House passes Kari’s Law amendment

U.S. House members approves an amendment to Kari’s Law legislation—a measure that would require direct dialing for 911 calls made on multi-line telephone systems (MLTS) frequently used by hotels, offices and other enterprises—that awaits President Donald Trump’s signature to become law.

Happy birthday, Kari.

U.S. House members early this morning unanimously approved an amendment to Kari’s Law legislation—a measure that would require direct dialing for 911 calls made on multi-line telephone systems (MLTS) frequently used by hotels, offices and other enterprises—that awaits President Donald Trump’s signature to become law.

The late Kari Hunt—the namesake of the legislation—would have celebrated her 36th birthday today.

House members executed a voice vote on the amendment during early-morning proceedings that were conducted as the legislative body deliberated over a budget deal to end a short-lived government shutdown. The amendment to alter the effective date of the legislation was introduced early this week by Sen. Amy Klobuchar (D-Minn.) when the Senate unanimously approved H.R. 582, the Kari’s Law bill sponsored by Rep. Louis Gohmert (R-Texas).
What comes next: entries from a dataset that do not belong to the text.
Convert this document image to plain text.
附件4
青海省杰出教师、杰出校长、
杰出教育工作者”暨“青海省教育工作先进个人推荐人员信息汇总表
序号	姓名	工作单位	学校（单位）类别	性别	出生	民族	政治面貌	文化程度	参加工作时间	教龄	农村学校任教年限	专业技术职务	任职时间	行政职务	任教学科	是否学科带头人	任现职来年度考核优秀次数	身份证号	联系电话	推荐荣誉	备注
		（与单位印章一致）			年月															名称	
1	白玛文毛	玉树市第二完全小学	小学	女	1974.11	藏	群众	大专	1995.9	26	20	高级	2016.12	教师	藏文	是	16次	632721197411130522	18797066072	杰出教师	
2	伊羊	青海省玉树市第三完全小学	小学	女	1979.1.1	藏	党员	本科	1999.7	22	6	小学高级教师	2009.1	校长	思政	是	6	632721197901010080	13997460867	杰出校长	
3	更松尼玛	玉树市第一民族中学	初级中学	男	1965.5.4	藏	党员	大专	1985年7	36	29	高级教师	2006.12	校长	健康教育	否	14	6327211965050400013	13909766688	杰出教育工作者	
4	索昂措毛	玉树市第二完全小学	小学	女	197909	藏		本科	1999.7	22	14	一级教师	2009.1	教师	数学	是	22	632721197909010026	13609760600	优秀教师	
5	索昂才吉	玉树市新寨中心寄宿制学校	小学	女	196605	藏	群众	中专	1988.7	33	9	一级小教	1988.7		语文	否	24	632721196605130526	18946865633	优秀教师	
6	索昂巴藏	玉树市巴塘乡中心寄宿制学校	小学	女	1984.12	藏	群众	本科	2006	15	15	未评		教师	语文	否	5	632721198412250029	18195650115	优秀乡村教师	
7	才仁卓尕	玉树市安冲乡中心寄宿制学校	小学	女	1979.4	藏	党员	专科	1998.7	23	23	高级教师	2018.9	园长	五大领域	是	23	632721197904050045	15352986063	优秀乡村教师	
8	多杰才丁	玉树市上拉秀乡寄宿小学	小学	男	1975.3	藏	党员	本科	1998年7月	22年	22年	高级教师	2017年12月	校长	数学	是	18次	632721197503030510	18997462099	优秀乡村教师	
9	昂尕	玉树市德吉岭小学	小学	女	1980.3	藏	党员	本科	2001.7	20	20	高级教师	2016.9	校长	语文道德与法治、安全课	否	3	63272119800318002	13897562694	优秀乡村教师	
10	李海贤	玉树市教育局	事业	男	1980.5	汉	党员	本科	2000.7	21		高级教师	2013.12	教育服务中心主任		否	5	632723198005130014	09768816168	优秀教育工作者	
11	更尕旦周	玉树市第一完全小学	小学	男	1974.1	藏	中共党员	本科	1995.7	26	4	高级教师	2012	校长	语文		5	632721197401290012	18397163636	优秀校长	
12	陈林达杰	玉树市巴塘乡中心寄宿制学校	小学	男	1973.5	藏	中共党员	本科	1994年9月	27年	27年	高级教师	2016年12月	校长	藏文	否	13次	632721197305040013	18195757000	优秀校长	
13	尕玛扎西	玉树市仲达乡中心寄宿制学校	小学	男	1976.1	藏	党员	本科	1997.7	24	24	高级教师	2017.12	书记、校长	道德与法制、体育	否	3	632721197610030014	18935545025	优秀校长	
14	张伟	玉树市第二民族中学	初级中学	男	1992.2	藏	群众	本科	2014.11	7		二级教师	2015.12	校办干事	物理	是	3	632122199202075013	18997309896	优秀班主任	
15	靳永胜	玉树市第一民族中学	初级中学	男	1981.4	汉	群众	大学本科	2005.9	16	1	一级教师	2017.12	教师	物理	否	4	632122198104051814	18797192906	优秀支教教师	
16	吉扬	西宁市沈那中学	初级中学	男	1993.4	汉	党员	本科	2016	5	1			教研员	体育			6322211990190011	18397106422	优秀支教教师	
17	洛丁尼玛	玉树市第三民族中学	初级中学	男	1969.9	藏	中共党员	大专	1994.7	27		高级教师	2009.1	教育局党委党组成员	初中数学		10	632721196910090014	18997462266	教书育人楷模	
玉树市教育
Although the House passed H.R. 582 more than a year ago, it had to approve the Senate amendment to send the Kari’s Law measure to President Donald Trump, who is expected to sign the legislation into law. Sources close to the situation were unsure of the timetable for the signing to occur.

The legislation would mandate that 911 callers be able to dial the emergency number directly, instead of having to include an additional number or code. On some MLTS, callers must dial an additional number—often “9”—to get an outside line to make a normal phone call, so a 911 call would require the caller to dial “9-911.”